All Posts

CQRS Pattern: Separating Write Models from Query Models at Scale

Design independent command and query paths to scale reads without weakening write correctness.

Abstract AlgorithmsAbstract Algorithms
··13 min read
Share
Share on X / Twitter
Share on LinkedIn
Copy link

TLDR: CQRS works when read and write workloads diverge, but only with explicit freshness budgets and projection reliability. The hard part is not separating models — it is operating lag, replay, and rollback safely.

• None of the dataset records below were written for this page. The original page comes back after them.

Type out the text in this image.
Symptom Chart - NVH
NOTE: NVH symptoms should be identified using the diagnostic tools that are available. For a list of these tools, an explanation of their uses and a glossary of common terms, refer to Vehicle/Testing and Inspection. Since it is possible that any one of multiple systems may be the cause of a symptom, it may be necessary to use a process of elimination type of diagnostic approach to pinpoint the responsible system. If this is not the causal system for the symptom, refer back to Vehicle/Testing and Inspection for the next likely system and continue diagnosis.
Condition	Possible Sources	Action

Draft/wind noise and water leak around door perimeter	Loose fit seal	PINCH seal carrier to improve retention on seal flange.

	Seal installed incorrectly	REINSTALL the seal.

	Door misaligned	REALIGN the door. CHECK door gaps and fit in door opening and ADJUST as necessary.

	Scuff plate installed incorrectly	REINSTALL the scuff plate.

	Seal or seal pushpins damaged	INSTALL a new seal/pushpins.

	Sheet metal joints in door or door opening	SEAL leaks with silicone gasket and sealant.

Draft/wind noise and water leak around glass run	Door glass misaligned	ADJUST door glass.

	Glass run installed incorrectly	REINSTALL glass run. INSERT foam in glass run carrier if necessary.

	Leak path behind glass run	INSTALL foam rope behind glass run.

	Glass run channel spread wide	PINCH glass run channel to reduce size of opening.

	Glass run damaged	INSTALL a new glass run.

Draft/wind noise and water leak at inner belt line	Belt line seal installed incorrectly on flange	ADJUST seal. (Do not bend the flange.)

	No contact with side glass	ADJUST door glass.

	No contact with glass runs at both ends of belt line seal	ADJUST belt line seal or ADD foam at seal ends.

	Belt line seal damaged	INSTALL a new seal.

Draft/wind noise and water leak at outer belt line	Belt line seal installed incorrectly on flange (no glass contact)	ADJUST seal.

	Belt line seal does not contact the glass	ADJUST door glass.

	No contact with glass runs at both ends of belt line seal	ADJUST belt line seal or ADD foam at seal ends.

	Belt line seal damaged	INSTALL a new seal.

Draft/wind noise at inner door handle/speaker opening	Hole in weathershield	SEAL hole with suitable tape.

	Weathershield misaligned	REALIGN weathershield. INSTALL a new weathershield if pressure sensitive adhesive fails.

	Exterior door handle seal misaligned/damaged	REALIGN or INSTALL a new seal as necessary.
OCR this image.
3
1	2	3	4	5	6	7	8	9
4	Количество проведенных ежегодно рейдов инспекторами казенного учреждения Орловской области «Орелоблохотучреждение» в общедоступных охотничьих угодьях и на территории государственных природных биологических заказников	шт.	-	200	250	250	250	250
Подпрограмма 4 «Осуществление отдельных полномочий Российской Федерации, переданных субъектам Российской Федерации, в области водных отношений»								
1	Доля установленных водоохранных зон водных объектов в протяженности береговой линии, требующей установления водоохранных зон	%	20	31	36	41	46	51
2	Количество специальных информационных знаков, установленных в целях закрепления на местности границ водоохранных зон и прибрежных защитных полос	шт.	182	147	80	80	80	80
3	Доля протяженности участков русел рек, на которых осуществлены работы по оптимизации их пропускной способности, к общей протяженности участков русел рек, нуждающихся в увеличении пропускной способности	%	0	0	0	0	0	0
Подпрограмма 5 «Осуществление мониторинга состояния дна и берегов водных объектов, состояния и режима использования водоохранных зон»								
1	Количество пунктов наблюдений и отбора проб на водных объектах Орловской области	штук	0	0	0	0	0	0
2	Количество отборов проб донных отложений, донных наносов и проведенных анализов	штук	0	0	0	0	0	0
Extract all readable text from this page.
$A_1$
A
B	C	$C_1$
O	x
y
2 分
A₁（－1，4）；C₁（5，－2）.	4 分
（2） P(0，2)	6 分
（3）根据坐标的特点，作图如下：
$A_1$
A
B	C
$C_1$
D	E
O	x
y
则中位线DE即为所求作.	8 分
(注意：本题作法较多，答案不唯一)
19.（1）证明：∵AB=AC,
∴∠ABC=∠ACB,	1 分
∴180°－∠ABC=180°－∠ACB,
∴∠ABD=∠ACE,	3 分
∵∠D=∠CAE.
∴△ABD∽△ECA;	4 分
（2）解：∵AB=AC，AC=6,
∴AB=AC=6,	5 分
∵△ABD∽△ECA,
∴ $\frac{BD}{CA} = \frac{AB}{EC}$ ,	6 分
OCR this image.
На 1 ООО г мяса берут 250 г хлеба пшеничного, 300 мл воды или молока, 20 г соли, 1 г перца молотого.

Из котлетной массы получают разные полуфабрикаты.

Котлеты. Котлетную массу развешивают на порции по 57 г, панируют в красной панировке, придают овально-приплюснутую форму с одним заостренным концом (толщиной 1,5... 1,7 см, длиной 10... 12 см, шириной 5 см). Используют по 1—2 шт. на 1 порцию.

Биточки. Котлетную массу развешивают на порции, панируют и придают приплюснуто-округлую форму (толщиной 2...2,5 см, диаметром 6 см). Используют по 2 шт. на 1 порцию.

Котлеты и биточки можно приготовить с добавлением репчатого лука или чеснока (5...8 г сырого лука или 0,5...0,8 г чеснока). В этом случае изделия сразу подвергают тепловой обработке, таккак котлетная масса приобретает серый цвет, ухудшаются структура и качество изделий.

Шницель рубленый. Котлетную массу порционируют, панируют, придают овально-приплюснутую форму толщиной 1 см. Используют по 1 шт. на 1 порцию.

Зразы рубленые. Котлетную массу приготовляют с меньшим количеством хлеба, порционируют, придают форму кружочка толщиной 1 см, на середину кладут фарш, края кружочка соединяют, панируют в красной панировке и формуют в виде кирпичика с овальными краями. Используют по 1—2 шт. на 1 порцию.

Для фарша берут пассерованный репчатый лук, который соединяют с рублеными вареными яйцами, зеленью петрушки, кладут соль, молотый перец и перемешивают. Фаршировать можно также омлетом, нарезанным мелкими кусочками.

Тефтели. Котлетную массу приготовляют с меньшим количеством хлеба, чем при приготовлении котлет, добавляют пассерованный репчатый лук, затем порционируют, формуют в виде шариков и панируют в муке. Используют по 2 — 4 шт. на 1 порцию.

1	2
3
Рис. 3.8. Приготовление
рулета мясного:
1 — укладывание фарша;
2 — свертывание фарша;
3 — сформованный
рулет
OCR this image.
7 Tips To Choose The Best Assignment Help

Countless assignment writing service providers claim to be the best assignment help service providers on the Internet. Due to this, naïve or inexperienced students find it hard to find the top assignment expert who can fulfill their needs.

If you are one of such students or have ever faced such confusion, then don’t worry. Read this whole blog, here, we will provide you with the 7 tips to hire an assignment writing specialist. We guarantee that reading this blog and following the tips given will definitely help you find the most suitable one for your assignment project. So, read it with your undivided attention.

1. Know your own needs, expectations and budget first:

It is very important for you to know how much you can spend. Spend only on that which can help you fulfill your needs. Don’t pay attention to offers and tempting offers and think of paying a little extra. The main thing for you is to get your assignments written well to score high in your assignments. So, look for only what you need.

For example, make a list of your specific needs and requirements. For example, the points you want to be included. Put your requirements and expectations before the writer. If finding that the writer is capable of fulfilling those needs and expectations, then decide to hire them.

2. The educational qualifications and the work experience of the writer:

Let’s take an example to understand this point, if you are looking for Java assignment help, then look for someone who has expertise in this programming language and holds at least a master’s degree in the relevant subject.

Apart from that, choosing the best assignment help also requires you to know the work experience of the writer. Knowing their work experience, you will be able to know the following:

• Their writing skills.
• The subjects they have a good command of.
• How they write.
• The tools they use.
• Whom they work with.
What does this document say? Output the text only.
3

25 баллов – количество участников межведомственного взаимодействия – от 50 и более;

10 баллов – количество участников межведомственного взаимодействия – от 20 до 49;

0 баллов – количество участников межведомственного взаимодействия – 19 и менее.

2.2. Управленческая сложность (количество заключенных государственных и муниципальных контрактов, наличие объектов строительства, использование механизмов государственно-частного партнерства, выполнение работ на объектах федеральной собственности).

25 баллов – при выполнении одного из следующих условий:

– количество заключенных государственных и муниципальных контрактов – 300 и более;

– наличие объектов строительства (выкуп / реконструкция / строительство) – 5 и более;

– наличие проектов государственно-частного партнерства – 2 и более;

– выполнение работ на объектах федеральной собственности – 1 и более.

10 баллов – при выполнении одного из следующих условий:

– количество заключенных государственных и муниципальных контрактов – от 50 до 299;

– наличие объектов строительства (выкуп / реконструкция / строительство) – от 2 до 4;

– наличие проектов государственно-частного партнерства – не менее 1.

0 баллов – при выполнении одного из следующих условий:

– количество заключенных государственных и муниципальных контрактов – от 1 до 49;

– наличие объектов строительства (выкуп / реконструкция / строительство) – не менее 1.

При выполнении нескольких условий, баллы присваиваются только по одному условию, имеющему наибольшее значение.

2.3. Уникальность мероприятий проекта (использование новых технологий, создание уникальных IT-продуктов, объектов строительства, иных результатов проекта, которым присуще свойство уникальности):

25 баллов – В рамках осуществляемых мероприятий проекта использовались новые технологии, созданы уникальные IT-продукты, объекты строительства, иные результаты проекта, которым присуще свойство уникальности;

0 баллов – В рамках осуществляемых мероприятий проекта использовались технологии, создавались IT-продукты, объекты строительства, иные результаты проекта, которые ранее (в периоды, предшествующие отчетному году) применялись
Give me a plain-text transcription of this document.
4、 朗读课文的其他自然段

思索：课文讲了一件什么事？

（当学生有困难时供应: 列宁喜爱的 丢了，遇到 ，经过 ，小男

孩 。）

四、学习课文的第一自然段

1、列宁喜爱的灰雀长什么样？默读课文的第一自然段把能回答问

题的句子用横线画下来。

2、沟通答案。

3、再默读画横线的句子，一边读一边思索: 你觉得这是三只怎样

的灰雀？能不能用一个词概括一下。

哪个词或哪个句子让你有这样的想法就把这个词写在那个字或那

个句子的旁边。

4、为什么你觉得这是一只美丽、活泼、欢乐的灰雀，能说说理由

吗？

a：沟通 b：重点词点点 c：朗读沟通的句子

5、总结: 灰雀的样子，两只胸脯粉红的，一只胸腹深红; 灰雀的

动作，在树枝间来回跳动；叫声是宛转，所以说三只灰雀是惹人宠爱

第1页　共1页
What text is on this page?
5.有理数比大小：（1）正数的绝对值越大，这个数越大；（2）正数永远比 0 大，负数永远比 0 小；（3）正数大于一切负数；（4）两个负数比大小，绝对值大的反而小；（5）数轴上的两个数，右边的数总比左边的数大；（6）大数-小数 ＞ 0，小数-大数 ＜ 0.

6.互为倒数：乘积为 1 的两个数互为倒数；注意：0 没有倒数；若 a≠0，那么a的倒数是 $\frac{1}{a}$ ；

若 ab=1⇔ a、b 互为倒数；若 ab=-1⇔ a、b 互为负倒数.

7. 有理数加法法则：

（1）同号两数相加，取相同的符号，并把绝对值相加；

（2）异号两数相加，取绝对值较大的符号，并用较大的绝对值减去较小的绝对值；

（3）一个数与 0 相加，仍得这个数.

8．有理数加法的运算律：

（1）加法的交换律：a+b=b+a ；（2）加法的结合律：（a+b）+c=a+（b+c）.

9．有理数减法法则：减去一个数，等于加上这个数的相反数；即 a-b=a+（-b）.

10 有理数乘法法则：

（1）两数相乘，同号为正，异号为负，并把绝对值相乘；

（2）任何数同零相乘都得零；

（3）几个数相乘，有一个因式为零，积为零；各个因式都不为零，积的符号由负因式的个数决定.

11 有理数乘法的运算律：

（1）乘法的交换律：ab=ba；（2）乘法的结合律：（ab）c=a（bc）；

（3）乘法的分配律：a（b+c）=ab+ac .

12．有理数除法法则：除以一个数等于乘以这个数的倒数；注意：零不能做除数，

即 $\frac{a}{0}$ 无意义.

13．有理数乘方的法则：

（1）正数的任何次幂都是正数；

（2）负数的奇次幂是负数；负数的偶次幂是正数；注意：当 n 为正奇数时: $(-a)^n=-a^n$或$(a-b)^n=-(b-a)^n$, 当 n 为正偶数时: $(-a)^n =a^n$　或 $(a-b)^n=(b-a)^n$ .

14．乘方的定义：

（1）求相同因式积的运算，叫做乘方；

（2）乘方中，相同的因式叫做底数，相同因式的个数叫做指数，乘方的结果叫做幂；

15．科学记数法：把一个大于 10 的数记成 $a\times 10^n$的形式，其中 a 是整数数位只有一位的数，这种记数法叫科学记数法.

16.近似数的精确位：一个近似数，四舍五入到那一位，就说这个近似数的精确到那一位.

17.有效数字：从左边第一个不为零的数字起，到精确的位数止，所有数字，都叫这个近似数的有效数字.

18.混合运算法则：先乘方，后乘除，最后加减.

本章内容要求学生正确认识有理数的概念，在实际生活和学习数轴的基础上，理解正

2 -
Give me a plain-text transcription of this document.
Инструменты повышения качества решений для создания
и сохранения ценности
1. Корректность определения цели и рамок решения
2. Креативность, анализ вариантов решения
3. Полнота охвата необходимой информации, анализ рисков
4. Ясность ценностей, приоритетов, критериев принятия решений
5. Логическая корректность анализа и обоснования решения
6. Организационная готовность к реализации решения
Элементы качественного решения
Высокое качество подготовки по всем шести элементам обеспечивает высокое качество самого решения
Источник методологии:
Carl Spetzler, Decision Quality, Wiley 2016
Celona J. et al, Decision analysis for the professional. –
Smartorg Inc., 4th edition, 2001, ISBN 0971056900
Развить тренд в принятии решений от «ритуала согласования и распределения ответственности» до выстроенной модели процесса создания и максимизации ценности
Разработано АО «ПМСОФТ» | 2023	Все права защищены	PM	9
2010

An e-commerce platform's order service was running 47-table JOINs to serve its summary page — because reads and writes shared the same normalized model. Dashboards, search, and payment-status polls all hit the same write store. Adding read indexes slowed writes; write locks stalled dashboards. Response times hit 4 seconds. CQRS separates the write model (normalized, enforces invariants) from the read model (denormalized, shaped per consumer) so each path can be optimized independently.

If you design services where reads outnumber writes or different consumers need different data shapes, CQRS is the pattern that lets you scale and tune each side without undermining correctness on the other.

Worked example — one committed write event feeds two independent read models:

Order placed → PostgreSQL write store (normalized, source of truth)
           ↓ outbox event
    ┌────────────────────────────────────┐
    ▼                                    ▼
Customer timeline view        Finance export view
(Redis, keyed by customer_id) (Elasticsearch, keyed by SKU + date)

Neither read store is written in the request path. Projection workers listen to the event stream and update each view independently with their own checkpoints.

📖 Why CQRS Exists: Protect Write Truth While Shaping Fast Reads

Teams usually reach for CQRS after the same failure pattern repeats: one transactional model is asked to serve invariants, dashboards, search, timelines, and external API reads all at once. The result is often lock contention on the write path, expensive joins on the read path, and emergency cache layers that hide freshness problems instead of fixing them.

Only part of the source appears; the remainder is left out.